Federal monitor Steve Martin has diligently put out thorough reports, more than a dozen since his 2015 appointment, detailing rampant violence and chronic absenteeism and persistent management failures, under commissioner after commissioner, with very little improvement. Costs are higher than in any other large municipal jail system in America. Staff-to-inmate ratios are higher, too. City leaders are focused on the crisis. No matter: So entrenched is the dysfunction, the place can’t turn the corner.

Martin is an undisputed expert and his recommendations are eminently sensible, but recommendations that the city cannot or will not carry out are frankly not worth the paper they’re printed on. All the while, New Yorkers are being grievously harmed or killed; 16 inmates died last year, with three deaths so far this year. Correction officers are both well-meaning, hardworking victims of a broken system where detainees run amok and themselves part of the problem, as their union prevents reforms and defends mass sickouts.

A letter sent this week by Manhattan U.S. Attorney Damian Williams to the federal judge overseeing the settlement displays the clear exasperation of having watched years of promises go unfulfilled, and for the first time lends the federal prosecutors’ support for putting the system into receivership.

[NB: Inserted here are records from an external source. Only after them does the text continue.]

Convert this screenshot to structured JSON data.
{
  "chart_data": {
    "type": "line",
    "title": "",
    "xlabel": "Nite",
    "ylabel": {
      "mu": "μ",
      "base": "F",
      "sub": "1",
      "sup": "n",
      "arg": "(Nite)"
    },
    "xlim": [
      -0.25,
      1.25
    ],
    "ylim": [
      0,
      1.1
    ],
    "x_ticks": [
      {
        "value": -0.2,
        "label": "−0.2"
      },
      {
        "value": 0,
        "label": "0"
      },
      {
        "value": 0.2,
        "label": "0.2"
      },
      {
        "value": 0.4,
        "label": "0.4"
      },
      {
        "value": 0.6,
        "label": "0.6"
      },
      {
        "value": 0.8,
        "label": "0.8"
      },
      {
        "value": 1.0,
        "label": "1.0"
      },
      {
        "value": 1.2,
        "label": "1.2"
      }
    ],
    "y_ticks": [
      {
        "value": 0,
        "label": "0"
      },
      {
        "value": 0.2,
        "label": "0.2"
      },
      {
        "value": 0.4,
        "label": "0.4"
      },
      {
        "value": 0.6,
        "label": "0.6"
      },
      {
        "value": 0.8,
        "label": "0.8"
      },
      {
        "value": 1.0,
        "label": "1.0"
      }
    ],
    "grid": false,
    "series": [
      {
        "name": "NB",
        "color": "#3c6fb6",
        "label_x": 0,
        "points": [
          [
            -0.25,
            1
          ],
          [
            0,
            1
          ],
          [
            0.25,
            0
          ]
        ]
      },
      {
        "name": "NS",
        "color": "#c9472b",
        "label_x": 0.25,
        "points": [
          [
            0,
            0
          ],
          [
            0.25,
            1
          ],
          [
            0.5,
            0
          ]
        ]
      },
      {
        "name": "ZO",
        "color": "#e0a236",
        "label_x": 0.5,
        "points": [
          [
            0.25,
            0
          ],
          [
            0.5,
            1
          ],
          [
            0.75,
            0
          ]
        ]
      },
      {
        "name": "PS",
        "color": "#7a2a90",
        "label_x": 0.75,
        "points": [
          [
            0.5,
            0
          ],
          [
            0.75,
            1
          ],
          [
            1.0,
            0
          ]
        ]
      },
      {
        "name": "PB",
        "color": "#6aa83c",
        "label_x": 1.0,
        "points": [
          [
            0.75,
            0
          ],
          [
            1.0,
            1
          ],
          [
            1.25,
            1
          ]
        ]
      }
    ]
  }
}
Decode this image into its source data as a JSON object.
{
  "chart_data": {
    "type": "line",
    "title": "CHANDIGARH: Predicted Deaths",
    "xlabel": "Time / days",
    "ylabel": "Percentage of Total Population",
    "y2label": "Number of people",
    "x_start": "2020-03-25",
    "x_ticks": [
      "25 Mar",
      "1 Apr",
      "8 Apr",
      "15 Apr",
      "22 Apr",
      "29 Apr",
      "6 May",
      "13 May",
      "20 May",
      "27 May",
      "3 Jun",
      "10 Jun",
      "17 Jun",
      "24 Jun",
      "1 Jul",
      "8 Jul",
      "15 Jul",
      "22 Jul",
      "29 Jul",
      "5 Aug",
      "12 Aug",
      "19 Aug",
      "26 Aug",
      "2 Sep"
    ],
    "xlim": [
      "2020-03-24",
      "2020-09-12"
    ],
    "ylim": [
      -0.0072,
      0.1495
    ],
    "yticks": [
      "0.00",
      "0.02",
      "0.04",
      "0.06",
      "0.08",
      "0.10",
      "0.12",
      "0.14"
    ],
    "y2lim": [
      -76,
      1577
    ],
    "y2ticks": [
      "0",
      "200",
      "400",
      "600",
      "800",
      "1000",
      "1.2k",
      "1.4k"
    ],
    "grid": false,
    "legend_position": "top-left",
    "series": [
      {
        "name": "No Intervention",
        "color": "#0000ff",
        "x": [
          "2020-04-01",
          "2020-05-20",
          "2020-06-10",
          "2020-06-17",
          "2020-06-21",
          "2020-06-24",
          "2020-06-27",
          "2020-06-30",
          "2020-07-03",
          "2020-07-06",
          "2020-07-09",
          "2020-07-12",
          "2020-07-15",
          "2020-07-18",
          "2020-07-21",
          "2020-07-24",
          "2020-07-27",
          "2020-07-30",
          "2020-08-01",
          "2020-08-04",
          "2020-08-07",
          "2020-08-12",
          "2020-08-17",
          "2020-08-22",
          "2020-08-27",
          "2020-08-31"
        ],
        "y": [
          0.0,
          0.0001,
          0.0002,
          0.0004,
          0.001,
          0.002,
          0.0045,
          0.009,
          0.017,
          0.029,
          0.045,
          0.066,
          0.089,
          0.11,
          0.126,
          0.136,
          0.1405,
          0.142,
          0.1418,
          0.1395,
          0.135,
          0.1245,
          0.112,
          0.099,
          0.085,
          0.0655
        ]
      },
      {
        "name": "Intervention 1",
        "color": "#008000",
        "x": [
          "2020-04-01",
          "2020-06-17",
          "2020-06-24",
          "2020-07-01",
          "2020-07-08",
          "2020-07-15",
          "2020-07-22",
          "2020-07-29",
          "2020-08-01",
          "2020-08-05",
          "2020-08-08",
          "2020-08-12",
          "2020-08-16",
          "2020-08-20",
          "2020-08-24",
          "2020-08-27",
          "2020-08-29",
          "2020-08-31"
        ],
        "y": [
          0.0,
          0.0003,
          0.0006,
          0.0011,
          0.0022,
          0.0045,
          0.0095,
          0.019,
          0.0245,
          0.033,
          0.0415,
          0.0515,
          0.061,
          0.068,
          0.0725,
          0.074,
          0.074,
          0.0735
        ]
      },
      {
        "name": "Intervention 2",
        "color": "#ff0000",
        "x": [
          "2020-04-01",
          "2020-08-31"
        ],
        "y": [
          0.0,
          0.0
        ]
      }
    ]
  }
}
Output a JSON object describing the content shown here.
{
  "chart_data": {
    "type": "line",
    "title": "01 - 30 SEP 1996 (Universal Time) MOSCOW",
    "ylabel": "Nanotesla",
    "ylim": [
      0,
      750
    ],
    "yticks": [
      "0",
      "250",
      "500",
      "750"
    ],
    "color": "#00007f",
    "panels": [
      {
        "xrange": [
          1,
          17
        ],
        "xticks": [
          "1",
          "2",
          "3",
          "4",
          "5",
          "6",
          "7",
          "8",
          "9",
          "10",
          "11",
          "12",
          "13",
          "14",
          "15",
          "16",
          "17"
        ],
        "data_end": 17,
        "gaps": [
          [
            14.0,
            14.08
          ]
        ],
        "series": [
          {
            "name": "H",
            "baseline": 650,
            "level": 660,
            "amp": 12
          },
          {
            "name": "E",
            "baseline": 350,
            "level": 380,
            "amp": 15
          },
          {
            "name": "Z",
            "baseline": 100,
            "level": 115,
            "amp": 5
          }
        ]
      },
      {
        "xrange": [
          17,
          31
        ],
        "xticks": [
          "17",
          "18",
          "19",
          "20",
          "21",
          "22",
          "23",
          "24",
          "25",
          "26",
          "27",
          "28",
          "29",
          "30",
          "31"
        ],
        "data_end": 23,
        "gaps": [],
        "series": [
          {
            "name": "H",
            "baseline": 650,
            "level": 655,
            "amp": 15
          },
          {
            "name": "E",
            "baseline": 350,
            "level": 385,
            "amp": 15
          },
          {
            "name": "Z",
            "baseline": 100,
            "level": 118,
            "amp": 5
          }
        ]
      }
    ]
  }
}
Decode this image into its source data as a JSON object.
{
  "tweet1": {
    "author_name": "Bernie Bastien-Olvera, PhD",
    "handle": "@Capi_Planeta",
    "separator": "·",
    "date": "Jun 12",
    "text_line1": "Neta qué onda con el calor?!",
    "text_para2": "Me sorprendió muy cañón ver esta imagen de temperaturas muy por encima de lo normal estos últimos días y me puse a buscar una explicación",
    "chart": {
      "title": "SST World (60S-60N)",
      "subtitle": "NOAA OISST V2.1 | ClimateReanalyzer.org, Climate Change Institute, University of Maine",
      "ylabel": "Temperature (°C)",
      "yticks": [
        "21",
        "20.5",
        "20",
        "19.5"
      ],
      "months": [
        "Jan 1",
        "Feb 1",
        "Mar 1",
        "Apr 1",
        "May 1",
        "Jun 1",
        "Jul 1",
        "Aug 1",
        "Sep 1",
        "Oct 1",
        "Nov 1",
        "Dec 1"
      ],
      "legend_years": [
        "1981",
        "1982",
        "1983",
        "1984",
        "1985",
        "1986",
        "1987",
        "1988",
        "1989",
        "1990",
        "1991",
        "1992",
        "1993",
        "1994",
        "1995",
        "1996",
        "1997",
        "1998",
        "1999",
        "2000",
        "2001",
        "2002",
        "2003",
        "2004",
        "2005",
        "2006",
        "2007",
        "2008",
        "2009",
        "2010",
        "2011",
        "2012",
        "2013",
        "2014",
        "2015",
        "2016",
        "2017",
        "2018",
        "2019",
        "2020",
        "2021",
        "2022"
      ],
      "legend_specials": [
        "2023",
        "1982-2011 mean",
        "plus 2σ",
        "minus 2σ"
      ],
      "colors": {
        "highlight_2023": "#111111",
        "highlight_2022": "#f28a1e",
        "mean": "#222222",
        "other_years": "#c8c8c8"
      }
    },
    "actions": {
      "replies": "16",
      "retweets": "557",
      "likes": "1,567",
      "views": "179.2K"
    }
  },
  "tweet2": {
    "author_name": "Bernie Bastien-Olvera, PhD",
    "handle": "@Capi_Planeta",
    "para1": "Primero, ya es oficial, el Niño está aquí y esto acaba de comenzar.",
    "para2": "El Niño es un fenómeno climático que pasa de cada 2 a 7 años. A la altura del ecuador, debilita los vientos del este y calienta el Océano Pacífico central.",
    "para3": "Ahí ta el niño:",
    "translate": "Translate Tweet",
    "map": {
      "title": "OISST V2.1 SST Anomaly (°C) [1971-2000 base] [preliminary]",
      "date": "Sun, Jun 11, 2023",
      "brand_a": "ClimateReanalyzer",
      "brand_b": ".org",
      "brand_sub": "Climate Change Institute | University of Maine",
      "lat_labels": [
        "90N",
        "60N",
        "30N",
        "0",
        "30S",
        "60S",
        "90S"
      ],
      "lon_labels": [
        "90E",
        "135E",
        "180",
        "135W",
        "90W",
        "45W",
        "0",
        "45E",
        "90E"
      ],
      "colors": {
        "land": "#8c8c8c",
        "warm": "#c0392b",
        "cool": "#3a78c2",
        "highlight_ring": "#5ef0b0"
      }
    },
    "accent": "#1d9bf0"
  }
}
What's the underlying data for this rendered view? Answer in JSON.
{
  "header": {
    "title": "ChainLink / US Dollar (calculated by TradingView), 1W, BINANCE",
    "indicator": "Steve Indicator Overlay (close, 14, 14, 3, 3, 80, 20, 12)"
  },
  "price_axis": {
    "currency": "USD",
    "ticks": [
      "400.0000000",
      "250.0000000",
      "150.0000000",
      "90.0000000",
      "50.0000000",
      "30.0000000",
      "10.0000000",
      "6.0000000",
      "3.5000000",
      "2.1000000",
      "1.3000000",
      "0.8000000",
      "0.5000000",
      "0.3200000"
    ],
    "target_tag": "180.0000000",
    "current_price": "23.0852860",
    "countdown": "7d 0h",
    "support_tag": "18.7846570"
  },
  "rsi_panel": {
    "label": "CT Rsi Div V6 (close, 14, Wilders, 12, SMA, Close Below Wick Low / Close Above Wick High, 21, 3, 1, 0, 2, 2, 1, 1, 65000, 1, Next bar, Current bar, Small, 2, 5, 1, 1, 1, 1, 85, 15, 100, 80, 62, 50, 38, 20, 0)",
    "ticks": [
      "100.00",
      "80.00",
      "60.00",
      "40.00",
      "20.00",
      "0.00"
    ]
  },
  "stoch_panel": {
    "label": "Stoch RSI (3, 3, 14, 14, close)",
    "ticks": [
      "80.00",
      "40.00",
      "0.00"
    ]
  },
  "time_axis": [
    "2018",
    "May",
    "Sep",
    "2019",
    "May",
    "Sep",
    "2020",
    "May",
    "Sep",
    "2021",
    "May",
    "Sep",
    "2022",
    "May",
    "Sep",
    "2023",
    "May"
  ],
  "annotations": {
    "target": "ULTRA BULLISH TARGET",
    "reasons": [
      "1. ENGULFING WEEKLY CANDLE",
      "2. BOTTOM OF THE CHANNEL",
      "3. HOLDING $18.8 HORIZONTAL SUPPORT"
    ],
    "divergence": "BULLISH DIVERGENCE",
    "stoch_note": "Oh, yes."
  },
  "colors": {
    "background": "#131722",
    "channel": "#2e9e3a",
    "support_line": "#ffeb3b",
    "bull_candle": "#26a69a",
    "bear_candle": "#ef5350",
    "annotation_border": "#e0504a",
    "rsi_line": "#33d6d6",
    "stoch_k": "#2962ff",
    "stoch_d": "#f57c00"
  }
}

We don’t take lightly the idea of city voters, and Mayor Adams, effectively losing control over a major piece of municipal government. But a court-appointed official would be uniquely empowered to rewrite nonsensical rules, restructure existing union contracts and make the place reasonably safe for detainees and correction officers alike.

At this point, that bold stroke seems like the only thing that can put out the fire. Break the glass and get the hose.